2. any型と型アサーションは「緊急時のみ」使う

any型や型アサーションを使うのは、どうしても避けられない外部ライブラリとの連携など、最後の手段にしてください。使う場合は、本当にその型で間違いないかを何度も確認しましょう。

3. 外部データは「実行時」にチェックする(ランタイムバリデーション)

外部APIからのデータなど、信頼できないデータは、TypeScriptの型チェックに加えて「実行時」にもう一度データ構造をチェックします。
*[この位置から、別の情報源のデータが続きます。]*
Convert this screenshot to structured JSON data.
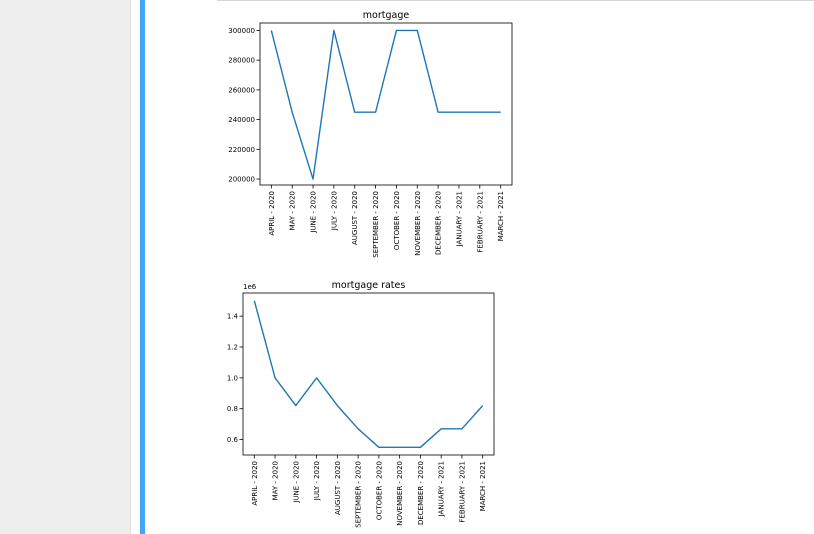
{
  "colors": {
    "series": "#1f77b4",
    "accent": "#42a5f5",
    "gutter": "#eeeeee"
  },
  "chart_data": [
    {
      "type": "line",
      "title": "mortgage",
      "xlabel": "",
      "ylabel": "",
      "x": [
        "APRIL - 2020",
        "MAY - 2020",
        "JUNE - 2020",
        "JULY - 2020",
        "AUGUST - 2020",
        "SEPTEMBER - 2020",
        "OCTOBER - 2020",
        "NOVEMBER - 2020",
        "DECEMBER - 2020",
        "JANUARY - 2021",
        "FEBRUARY - 2021",
        "MARCH - 2021"
      ],
      "series": [
        {
          "values": [
            300000,
            245000,
            200000,
            300000,
            245000,
            245000,
            300000,
            300000,
            245000,
            245000,
            245000,
            245000
          ]
        }
      ],
      "ylim": [
        196000,
        305000
      ],
      "yticks": [
        200000,
        220000,
        240000,
        260000,
        280000,
        300000
      ],
      "ytick_labels": [
        "200000",
        "220000",
        "240000",
        "260000",
        "280000",
        "300000"
      ],
      "offset_label": "",
      "grid": false,
      "legend": "none"
    },
    {
      "type": "line",
      "title": "mortgage rates",
      "xlabel": "",
      "ylabel": "",
      "x": [
        "APRIL - 2020",
        "MAY - 2020",
        "JUNE - 2020",
        "JULY - 2020",
        "AUGUST - 2020",
        "SEPTEMBER - 2020",
        "OCTOBER - 2020",
        "NOVEMBER - 2020",
        "DECEMBER - 2020",
        "JANUARY - 2021",
        "FEBRUARY - 2021",
        "MARCH - 2021"
      ],
      "series": [
        {
          "values": [
            1.5,
            1.0,
            0.82,
            1.0,
            0.82,
            0.67,
            0.55,
            0.55,
            0.55,
            0.67,
            0.67,
            0.82
          ]
        }
      ],
      "ylim": [
        0.5,
        1.55
      ],
      "yticks": [
        0.6,
        0.8,
        1.0,
        1.2,
        1.4
      ],
      "ytick_labels": [
        "0.6",
        "0.8",
        "1.0",
        "1.2",
        "1.4"
      ],
      "offset_label": "1e6",
      "grid": false,
      "legend": "none"
    }
  ]
}
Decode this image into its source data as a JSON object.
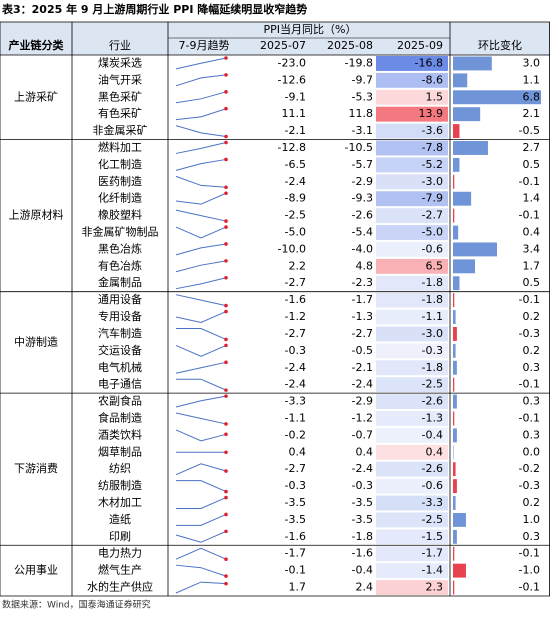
{
  "title": "表3：2025 年 9 月上游周期行业 PPI 降幅延续明显收窄趋势",
  "header": {
    "group": "产业链分类",
    "industry": "行业",
    "trend": "7-9月趋势",
    "span": "PPI当月同比（%）",
    "months": [
      "2025-07",
      "2025-08",
      "2025-09"
    ],
    "change": "环比变化"
  },
  "groups": [
    {
      "name": "上游采矿",
      "rows": [
        {
          "name": "煤炭采选",
          "values": [
            "-23.0",
            "-19.8",
            "-16.8"
          ],
          "change": "3.0"
        },
        {
          "name": "油气开采",
          "values": [
            "-12.6",
            "-9.7",
            "-8.6"
          ],
          "change": "1.1"
        },
        {
          "name": "黑色采矿",
          "values": [
            "-9.1",
            "-5.3",
            "1.5"
          ],
          "change": "6.8"
        },
        {
          "name": "有色采矿",
          "values": [
            "11.1",
            "11.8",
            "13.9"
          ],
          "change": "2.1"
        },
        {
          "name": "非金属采矿",
          "values": [
            "-2.1",
            "-3.1",
            "-3.6"
          ],
          "change": "-0.5"
        }
      ]
    },
    {
      "name": "上游原材料",
      "rows": [
        {
          "name": "燃料加工",
          "values": [
            "-12.8",
            "-10.5",
            "-7.8"
          ],
          "change": "2.7"
        },
        {
          "name": "化工制造",
          "values": [
            "-6.5",
            "-5.7",
            "-5.2"
          ],
          "change": "0.5"
        },
        {
          "name": "医药制造",
          "values": [
            "-2.4",
            "-2.9",
            "-3.0"
          ],
          "change": "-0.1"
        },
        {
          "name": "化纤制造",
          "values": [
            "-8.9",
            "-9.3",
            "-7.9"
          ],
          "change": "1.4"
        },
        {
          "name": "橡胶塑料",
          "values": [
            "-2.5",
            "-2.6",
            "-2.7"
          ],
          "change": "-0.1"
        },
        {
          "name": "非金属矿物制品",
          "values": [
            "-5.0",
            "-5.4",
            "-5.0"
          ],
          "change": "0.4"
        },
        {
          "name": "黑色冶炼",
          "values": [
            "-10.0",
            "-4.0",
            "-0.6"
          ],
          "change": "3.4"
        },
        {
          "name": "有色冶炼",
          "values": [
            "2.2",
            "4.8",
            "6.5"
          ],
          "change": "1.7"
        },
        {
          "name": "金属制品",
          "values": [
            "-2.7",
            "-2.3",
            "-1.8"
          ],
          "change": "0.5"
        }
      ]
    },
    {
      "name": "中游制造",
      "rows": [
        {
          "name": "通用设备",
          "values": [
            "-1.6",
            "-1.7",
            "-1.8"
          ],
          "change": "-0.1"
        },
        {
          "name": "专用设备",
          "values": [
            "-1.2",
            "-1.3",
            "-1.1"
          ],
          "change": "0.2"
        },
        {
          "name": "汽车制造",
          "values": [
            "-2.7",
            "-2.7",
            "-3.0"
          ],
          "change": "-0.3"
        },
        {
          "name": "交运设备",
          "values": [
            "-0.3",
            "-0.5",
            "-0.3"
          ],
          "change": "0.2"
        },
        {
          "name": "电气机械",
          "values": [
            "-2.4",
            "-2.1",
            "-1.8"
          ],
          "change": "0.3"
        },
        {
          "name": "电子通信",
          "values": [
            "-2.4",
            "-2.4",
            "-2.5"
          ],
          "change": "-0.1"
        }
      ]
    },
    {
      "name": "下游消费",
      "rows": [
        {
          "name": "农副食品",
          "values": [
            "-3.3",
            "-2.9",
            "-2.6"
          ],
          "change": "0.3"
        },
        {
          "name": "食品制造",
          "values": [
            "-1.1",
            "-1.2",
            "-1.3"
          ],
          "change": "-0.1"
        },
        {
          "name": "酒类饮料",
          "values": [
            "-0.2",
            "-0.7",
            "-0.4"
          ],
          "change": "0.3"
        },
        {
          "name": "烟草制品",
          "values": [
            "0.4",
            "0.4",
            "0.4"
          ],
          "change": "0.0"
        },
        {
          "name": "纺织",
          "values": [
            "-2.7",
            "-2.4",
            "-2.6"
          ],
          "change": "-0.2"
        },
        {
          "name": "纺服制造",
          "values": [
            "-0.3",
            "-0.3",
            "-0.6"
          ],
          "change": "-0.3"
        },
        {
          "name": "木材加工",
          "values": [
            "-3.5",
            "-3.5",
            "-3.3"
          ],
          "change": "0.2"
        },
        {
          "name": "造纸",
          "values": [
            "-3.5",
            "-3.5",
            "-2.5"
          ],
          "change": "1.0"
        },
        {
          "name": "印刷",
          "values": [
            "-1.6",
            "-1.8",
            "-1.5"
          ],
          "change": "0.3"
        }
      ]
    },
    {
      "name": "公用事业",
      "rows": [
        {
          "name": "电力热力",
          "values": [
            "-1.7",
            "-1.6",
            "-1.7"
          ],
          "change": "-0.1"
        },
        {
          "name": "燃气生产",
          "values": [
            "-0.1",
            "-0.4",
            "-1.4"
          ],
          "change": "-1.0"
        },
        {
          "name": "水的生产供应",
          "values": [
            "1.7",
            "2.4",
            "2.3"
          ],
          "change": "-0.1"
        }
      ]
    }
  ],
  "source": "数据来源：Wind，国泰海通证券研究"
}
このためのライブラリ(例:Zodなど)を使うと、「届いたデータが、想定していた形と違った場合はエラーにする」というチェックを、実行時に行うことができ、サイレントフェイルを防げます。


まとめ

項目TypeScriptの性質サイレントフェイルを防ぐ対策
型チェックのタイミングコンパイル時のみ実行時のチェック(ランタイムバリデーション)を追加する
JavaScriptの特性実行時はエラーなくundefinedなどを返す厳格なtsconfig.json設定を有効化する
開発者の行動anyや型アサーションで安全装置を外すanyの使用を極力避け、厳格な型付けを行う

TypeScriptは、静かに失敗する「サイレントフェイル」という見えない敵を最小限に抑えてくれますが、万能ではありません。